Ford came to power during one of the country’s greatest constitutional crisis.

Watergate made Nixon’s impeachment certain. He resigned on Aug. 9, 1974.

It took decades, but Ford’s effort to bring the country together in the wake of the resignation would give the Grand Rapids native a special place in history.

“He represents a kind of model that today, conservatives and Republicans and people that might look to President Trump for leadership. They might consider someone like him and the values he represented,” Murphy said.

And once again, we are asking how history will remember a moment in American history.

“I think a lot of that depends on what happens going forward,” Murphy said.

An example is whether the president remains in power until inauguration day.

“The idea of the 25th Amendment action would surely be unprecedented,” Murphy said. “And it seems to be a very difficult thing to have happen.”

Murphy says the broad definition of sedition could make it difficult to apply it to the president’s actions in a court of law.

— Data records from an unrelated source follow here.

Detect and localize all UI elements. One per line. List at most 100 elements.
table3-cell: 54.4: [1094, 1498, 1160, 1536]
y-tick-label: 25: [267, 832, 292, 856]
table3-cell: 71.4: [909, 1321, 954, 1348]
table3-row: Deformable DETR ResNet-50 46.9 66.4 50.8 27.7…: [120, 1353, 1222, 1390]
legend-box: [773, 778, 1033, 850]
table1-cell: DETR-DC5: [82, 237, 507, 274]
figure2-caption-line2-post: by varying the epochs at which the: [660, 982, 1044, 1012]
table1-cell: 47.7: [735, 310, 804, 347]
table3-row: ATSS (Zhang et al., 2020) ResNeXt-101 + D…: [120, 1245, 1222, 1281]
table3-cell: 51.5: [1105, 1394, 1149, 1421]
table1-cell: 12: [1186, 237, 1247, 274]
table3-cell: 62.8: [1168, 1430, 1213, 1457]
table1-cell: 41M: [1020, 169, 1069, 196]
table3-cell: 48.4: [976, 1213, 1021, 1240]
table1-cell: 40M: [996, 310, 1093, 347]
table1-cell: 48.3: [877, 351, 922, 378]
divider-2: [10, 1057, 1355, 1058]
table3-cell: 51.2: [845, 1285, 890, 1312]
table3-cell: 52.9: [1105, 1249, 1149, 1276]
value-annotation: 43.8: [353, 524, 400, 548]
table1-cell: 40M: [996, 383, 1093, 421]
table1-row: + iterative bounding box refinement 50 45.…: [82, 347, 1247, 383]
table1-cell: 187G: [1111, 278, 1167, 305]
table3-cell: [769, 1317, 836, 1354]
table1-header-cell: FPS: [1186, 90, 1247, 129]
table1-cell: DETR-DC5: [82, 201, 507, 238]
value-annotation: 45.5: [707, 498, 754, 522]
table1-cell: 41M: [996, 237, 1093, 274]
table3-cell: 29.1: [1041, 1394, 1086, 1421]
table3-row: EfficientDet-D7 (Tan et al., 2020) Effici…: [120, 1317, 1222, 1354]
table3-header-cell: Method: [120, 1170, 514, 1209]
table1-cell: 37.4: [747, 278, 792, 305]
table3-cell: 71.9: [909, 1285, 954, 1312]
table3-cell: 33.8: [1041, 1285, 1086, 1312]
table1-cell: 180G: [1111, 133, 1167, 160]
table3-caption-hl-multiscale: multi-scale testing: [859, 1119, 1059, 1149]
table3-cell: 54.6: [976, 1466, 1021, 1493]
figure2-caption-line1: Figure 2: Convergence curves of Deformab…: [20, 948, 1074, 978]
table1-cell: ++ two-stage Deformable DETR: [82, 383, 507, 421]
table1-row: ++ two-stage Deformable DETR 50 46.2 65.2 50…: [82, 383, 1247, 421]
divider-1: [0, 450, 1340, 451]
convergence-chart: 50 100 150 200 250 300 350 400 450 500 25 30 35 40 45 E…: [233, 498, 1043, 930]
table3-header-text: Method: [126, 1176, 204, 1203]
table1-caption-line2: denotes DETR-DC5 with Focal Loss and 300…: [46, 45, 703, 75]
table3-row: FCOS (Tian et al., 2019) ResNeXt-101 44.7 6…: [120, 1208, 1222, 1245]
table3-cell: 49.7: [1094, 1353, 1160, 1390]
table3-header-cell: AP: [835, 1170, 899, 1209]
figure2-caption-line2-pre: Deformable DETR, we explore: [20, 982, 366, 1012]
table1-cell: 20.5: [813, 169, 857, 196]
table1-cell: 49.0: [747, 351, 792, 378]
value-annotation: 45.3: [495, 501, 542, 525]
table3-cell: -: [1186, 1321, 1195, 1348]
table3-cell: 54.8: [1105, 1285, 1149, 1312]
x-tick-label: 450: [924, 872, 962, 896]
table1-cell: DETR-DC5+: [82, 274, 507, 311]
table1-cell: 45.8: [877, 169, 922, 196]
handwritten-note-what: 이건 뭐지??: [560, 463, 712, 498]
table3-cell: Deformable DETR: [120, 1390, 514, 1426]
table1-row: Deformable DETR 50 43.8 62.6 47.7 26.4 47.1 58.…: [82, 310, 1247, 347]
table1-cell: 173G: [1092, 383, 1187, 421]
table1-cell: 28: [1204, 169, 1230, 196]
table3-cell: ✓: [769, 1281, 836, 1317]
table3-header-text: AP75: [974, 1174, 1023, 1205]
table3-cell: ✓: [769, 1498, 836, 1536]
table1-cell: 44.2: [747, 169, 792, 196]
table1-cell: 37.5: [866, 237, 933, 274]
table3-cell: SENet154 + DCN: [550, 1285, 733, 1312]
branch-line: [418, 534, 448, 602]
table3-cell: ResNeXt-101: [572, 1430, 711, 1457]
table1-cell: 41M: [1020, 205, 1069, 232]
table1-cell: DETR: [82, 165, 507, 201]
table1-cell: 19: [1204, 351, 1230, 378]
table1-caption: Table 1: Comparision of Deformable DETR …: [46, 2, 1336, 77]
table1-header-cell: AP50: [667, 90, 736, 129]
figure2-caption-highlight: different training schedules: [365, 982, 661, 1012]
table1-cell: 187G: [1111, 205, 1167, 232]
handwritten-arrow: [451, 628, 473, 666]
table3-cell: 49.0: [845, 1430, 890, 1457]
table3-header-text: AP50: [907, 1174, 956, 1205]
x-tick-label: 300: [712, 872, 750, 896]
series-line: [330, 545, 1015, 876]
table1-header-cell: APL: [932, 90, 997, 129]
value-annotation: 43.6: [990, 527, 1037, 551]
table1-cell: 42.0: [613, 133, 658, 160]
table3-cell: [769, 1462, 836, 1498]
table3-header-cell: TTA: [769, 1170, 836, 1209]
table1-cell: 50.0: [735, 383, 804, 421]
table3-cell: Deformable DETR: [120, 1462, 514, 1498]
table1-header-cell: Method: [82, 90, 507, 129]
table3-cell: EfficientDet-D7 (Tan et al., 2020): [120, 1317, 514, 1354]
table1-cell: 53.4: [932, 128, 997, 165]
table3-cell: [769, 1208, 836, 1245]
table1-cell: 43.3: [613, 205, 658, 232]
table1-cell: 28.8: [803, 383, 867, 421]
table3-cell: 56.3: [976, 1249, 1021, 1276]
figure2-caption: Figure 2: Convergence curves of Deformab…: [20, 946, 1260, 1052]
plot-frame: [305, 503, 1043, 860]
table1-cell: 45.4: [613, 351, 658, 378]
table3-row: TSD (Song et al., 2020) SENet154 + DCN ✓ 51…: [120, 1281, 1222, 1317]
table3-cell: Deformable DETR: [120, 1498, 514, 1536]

“It’s a question that’s likely to play out in the court of public opinion, and unlikely to play out in the courtroom,” Murphy said.

And with just a few weeks ago in the Trump Presidency, Murphy says impeachment is also unlikely at this point in the game.

Murphy says it’s not just how Trump’s presidency will be viewed, but his impact on conservatives and the Republican Party.

Will Trump’s ability to use cultural grievance and mistrust of the federal government to motivate supporters to be part of the conservative movement’s future?

“The Republican Party can say ‘enough.’ Stepping back, saying ‘this has gone too far.’ We want to support the institution of the federal government. Or not,” Murphy said.

But perhaps the biggest question for history to decide, will the events of Jan. 6, 2021, divide us more or bring us together?

“One way or the other, it will be an important chapter,” Murphy said. “And I think it will be several chapters in the history books.”